MARIA
Wenn der Engel zu ihr in die Stube kommt, wenn er so einfach da ist, dann bricht immer eine neue Zeit an. Heute Morgen zum Beispiel, kurz nach dem Aufwachen war er wieder da. Dann wird der Tag heller. Sie sieht ihn am Fenster. Heute hat er geschmunzelt und ihr zugenickt.
Der Kleine hat die Füße im Schlaf in ihre Hüfte gestemmt. Es ist 7. Um 9 muss sie an der Kasse stehen. Hunderte von Seifen und Parfüms werden heut wieder durch ihre Hände gleiten. Ein Kinderkopf riecht anders. Den gibt’s nicht im Flakon.
Sie riecht noch mal ausgiebig an Joscha. Er zuckt im Schlaf.
Sie schaut nach dem Engel. Er ist schon gegangen.
Ihr Freund hat kein Geld, Sie verdient was sie brauchen.
Aber es reicht nicht für beide.
Maria ist ein bisschen seltsam. Sie weiß, ein Engel steht in ihrem Zimmer. Irgendwann bringt er ihr eine Nachricht. Etwas von Bedeutung, das sie tanzen lässt. Das hat sie schon als kleines Mädchen geträumt.
Wenn niemand an die Kasse kommt, sieht sie ihn manchmal auch. Er steht dann am Ausgang, zwischen all den Einkaufswagen.

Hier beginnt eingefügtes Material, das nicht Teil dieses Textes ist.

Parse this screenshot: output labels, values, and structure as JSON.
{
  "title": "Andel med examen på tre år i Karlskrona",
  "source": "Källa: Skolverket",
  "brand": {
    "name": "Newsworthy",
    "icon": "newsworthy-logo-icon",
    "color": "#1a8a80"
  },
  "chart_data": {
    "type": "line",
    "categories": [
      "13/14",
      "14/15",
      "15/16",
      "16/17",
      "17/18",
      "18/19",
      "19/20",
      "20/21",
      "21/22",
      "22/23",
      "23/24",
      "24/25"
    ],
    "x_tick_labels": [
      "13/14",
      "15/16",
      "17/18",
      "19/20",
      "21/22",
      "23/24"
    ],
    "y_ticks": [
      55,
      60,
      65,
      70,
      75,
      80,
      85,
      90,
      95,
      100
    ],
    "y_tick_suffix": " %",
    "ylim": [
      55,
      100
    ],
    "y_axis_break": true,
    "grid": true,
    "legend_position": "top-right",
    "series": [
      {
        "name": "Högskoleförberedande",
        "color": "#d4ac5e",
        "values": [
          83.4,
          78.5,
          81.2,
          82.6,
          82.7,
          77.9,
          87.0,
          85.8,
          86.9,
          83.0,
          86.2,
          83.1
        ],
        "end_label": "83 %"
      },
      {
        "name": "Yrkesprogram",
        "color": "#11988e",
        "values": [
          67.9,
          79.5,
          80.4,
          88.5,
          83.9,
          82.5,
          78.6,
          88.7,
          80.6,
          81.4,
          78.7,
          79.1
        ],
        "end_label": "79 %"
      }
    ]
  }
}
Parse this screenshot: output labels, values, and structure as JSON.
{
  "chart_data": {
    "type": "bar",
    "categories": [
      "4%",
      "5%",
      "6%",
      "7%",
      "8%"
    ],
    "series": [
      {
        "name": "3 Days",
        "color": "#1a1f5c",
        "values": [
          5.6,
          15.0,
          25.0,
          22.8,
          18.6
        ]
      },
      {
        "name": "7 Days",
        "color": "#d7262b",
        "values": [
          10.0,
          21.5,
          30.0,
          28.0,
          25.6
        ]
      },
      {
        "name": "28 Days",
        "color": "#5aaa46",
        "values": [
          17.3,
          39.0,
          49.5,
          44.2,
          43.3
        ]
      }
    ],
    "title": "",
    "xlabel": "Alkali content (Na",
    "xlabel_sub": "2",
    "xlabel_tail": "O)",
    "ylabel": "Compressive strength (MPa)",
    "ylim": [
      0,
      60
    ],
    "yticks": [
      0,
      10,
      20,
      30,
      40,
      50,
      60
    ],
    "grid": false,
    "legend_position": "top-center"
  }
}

Aber er sagt nichts, er ist nur da. —Irgendwann wird er was sagen. Aber jetzt noch nicht. –
So ist Advent entstanden. Dadurch, dass ein Engel bei Maria im Zimmer stand. Bei der großen Maria, die man überall in den Kirchen sieht mit dem blauen Umhang.
Die Maria an der Kasse kennt sie aus der Krippe von Oma.
Dann packt die alte Frau Wuttgereit ihre Spülmittel auf das Laufband, Maria tippt und schaut rüber zum Engel. Er steht noch da. Frau Wuttgereit guckt auch dahin, aber sie sieht nichts. Nur Einkaufswagen. ‚Kindchen, du träumst.’ sagt sie, „mach jetzt, ich muss zu meinem Sohn, der hat Fieber.“
Die große Maria bekam Besuch, damals, und der Engel brachte ihr die Botschaft. Sie werde ein Kind zur Welt bringen, das sei von anderer Sorte. Und wenn es groß geworden sei, würde es der Welt etwas Großes zeigen.
Maria, die Mutter Jesu, hat es dann nicht mehr erlebt, wie sich der Schein ihres Sohnes um die Welt verbreitet hat. Die Kreuzzüge hat sie zum Glück nicht miterlebt, aber auch nicht die vielen, die in Jesu Namen geträumt haben von der anderen Welt. Und Träume können ja alles verändern.
Aber wer weiß, vielleicht ist es die Maria der Ikonen, die Maria aus Lourdes, die Maria der Erscheinungen, vielleicht ist sie der Engel, der immer bei unserer Maria am Fenster oder an der Kasse steht und etwas Großes flüstert. Nur einmal und dann für immer. So spricht, dass es eines Tages zu einem großen Schritt reicht. Der ist dann von anderer Sorte.